Last year, the U.K. government decided – against some experts’ advice – to treat khat as a class C drug to “protect vulnerable members of our communities.”
Khat is traditionally used by Ethiopian, Kenyan, Somali and Yemeni communities. The mildly narcotic leaf – a herbal stimulant – is already banned in most of Europe and in a number of other countries, including the U.S. and Canada.
The MPs say that the British move will force almost 2 million people out of jobs in Meru, which is one of Kenya’s 47 counties and lies to the north-east of Mt. Kenya.
It is not clear how many British nationals own farms in Meru, but the MPs say they own about a quarter of the farmland in the county, including wheat and barley farms.
Florence Kajuju, one of the MPs behind the motion, said the government had the right to declare compulsorily sale of property for later public use.
The arable land in Meru owned by U.K. farmers should be made available to locals, as areas that used to grow khat could not be used for other crops, she said.

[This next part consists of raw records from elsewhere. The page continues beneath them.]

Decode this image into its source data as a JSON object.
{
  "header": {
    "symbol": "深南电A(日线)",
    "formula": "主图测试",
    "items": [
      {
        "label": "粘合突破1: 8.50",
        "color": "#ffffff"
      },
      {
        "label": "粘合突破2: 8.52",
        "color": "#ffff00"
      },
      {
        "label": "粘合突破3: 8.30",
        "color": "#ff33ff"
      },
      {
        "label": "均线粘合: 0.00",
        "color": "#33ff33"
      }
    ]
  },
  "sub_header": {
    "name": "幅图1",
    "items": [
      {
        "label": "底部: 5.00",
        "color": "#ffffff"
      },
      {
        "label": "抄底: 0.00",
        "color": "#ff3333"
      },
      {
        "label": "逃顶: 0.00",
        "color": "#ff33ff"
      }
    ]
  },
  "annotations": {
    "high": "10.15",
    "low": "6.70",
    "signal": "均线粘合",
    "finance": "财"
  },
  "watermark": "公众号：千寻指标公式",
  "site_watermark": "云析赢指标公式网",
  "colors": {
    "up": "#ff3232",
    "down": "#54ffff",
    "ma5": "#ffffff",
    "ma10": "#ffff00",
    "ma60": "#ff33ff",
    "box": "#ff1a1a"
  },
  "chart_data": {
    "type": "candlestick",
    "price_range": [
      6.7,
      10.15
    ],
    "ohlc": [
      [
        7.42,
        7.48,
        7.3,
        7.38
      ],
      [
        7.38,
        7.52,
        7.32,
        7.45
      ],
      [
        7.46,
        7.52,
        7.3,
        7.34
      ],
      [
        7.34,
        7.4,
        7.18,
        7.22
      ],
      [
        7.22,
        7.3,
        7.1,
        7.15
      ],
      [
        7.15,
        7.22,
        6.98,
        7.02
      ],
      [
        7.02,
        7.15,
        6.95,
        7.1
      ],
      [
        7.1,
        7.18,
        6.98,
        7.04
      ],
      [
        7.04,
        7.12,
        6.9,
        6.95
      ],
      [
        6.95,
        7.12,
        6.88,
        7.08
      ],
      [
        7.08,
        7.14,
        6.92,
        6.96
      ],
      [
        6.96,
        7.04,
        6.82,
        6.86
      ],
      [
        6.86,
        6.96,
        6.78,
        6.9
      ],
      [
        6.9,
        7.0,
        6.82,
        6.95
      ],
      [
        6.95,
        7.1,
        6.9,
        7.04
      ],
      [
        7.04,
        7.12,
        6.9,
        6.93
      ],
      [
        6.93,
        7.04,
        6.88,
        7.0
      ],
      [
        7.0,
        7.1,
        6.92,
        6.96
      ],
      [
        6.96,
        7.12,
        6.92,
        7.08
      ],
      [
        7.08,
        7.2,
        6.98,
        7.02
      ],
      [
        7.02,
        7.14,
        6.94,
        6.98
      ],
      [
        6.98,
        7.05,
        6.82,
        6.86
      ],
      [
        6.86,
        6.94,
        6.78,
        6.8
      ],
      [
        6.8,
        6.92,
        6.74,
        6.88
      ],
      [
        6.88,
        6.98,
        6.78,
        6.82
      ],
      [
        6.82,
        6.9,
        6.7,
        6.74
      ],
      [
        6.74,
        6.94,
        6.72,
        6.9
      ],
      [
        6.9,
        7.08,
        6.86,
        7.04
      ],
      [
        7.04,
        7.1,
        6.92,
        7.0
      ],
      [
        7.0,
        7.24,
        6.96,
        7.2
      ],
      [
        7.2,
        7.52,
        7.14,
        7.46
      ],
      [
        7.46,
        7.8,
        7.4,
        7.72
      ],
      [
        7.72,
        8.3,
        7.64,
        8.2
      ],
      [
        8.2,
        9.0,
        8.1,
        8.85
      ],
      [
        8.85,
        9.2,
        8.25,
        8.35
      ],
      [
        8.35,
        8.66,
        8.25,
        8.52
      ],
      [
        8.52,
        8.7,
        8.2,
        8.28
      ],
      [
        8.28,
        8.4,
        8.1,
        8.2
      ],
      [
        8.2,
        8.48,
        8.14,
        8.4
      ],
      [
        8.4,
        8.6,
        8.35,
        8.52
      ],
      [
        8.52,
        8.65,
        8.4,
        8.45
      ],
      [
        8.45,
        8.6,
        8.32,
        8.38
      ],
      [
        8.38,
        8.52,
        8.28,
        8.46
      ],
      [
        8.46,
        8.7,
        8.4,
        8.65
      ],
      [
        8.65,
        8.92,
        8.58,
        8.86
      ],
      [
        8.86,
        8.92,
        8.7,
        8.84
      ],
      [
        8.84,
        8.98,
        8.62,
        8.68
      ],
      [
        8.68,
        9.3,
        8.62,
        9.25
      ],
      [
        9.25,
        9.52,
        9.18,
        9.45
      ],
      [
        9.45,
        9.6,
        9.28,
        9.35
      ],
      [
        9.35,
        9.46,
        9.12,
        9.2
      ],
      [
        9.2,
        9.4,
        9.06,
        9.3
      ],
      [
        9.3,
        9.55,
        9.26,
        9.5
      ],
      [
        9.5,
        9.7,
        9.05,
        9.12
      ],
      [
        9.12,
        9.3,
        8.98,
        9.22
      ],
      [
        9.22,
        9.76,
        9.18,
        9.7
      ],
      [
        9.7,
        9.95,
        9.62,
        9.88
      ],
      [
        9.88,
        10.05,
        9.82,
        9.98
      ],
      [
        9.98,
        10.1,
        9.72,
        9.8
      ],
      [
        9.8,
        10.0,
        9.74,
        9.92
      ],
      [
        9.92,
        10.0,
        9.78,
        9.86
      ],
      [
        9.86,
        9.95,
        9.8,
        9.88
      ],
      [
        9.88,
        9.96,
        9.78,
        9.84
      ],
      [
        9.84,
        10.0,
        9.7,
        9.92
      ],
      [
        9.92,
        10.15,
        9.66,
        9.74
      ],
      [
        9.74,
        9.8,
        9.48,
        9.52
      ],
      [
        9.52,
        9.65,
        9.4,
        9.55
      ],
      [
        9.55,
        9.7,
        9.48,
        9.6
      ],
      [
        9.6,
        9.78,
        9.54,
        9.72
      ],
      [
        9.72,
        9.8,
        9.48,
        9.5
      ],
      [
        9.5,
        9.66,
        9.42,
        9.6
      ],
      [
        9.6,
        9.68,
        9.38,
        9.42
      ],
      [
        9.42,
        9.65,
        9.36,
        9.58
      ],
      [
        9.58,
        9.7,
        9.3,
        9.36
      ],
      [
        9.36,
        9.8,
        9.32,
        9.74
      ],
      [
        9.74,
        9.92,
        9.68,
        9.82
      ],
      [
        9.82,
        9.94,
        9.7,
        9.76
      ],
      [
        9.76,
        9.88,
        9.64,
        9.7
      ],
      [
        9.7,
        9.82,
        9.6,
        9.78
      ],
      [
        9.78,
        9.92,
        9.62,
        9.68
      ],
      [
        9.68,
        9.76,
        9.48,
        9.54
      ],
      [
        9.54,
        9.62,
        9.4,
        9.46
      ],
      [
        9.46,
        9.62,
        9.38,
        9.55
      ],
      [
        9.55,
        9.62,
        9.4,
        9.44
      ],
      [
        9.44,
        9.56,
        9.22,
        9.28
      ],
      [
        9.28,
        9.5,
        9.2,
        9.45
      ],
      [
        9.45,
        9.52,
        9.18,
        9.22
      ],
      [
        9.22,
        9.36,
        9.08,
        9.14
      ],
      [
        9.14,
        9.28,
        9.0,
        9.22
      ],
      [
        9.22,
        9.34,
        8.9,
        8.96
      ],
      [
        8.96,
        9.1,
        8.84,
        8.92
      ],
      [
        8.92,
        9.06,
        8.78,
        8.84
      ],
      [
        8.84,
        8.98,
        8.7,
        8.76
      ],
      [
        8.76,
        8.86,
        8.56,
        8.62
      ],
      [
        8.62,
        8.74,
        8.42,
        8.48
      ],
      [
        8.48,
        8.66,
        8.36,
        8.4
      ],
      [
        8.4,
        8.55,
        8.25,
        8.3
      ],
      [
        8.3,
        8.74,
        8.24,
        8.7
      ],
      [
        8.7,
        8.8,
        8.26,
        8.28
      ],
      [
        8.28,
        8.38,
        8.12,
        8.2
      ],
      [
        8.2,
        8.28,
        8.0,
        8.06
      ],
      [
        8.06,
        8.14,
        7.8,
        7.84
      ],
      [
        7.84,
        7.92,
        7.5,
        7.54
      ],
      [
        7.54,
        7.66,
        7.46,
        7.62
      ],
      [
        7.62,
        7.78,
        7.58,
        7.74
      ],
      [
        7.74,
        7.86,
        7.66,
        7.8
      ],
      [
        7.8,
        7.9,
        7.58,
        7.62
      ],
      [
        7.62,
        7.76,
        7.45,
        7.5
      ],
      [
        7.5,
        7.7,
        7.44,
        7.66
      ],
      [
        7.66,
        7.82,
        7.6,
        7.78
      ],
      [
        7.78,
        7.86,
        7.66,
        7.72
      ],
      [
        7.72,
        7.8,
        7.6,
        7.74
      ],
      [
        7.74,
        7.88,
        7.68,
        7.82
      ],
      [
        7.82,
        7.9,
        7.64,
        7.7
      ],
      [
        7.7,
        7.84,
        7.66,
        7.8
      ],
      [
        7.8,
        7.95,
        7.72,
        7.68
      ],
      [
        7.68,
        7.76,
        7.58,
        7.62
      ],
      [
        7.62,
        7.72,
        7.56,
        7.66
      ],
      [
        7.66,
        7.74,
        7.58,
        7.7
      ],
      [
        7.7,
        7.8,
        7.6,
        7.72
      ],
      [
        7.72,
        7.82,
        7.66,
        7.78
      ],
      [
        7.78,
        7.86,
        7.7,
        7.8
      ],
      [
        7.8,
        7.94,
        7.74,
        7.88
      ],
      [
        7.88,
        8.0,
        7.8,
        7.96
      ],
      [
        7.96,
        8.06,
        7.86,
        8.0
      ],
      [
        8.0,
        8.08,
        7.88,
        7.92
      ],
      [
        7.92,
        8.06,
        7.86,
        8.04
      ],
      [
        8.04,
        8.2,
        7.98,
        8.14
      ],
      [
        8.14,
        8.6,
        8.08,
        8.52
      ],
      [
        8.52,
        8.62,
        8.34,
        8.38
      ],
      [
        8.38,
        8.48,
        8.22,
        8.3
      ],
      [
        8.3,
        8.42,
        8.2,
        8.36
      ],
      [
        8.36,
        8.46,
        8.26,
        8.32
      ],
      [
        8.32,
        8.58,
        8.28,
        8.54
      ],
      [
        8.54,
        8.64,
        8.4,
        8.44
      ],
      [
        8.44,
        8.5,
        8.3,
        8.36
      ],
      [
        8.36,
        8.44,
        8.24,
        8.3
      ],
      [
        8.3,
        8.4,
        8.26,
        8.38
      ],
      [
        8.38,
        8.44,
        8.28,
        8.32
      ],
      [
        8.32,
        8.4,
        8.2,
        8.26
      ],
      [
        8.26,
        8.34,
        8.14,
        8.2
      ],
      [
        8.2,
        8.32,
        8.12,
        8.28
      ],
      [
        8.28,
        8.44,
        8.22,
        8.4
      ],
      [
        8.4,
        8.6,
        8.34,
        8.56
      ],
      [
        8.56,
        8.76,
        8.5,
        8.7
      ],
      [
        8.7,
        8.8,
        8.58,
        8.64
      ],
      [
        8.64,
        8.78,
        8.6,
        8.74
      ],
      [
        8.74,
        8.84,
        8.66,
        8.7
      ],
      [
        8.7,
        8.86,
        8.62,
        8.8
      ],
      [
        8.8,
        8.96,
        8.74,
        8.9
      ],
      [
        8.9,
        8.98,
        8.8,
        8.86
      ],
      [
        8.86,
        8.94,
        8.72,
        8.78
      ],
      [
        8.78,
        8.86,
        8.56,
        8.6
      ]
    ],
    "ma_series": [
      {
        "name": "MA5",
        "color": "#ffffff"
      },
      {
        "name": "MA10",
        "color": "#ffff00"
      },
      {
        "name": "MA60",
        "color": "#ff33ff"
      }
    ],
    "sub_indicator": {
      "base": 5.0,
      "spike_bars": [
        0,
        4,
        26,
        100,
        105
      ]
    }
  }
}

“If they cannot allow us to access their market, then they should also then be willing to let go of tracts of land that could be occupied by the Meru people,” Kajuju told the BBC.
She said Kenyans were used to fighting for their rights as they had to do so to gain independence from Britain.
If the motion was passed by MPs, it is reportedly unlikely the government would implement it given its policy of accommodating foreign investors.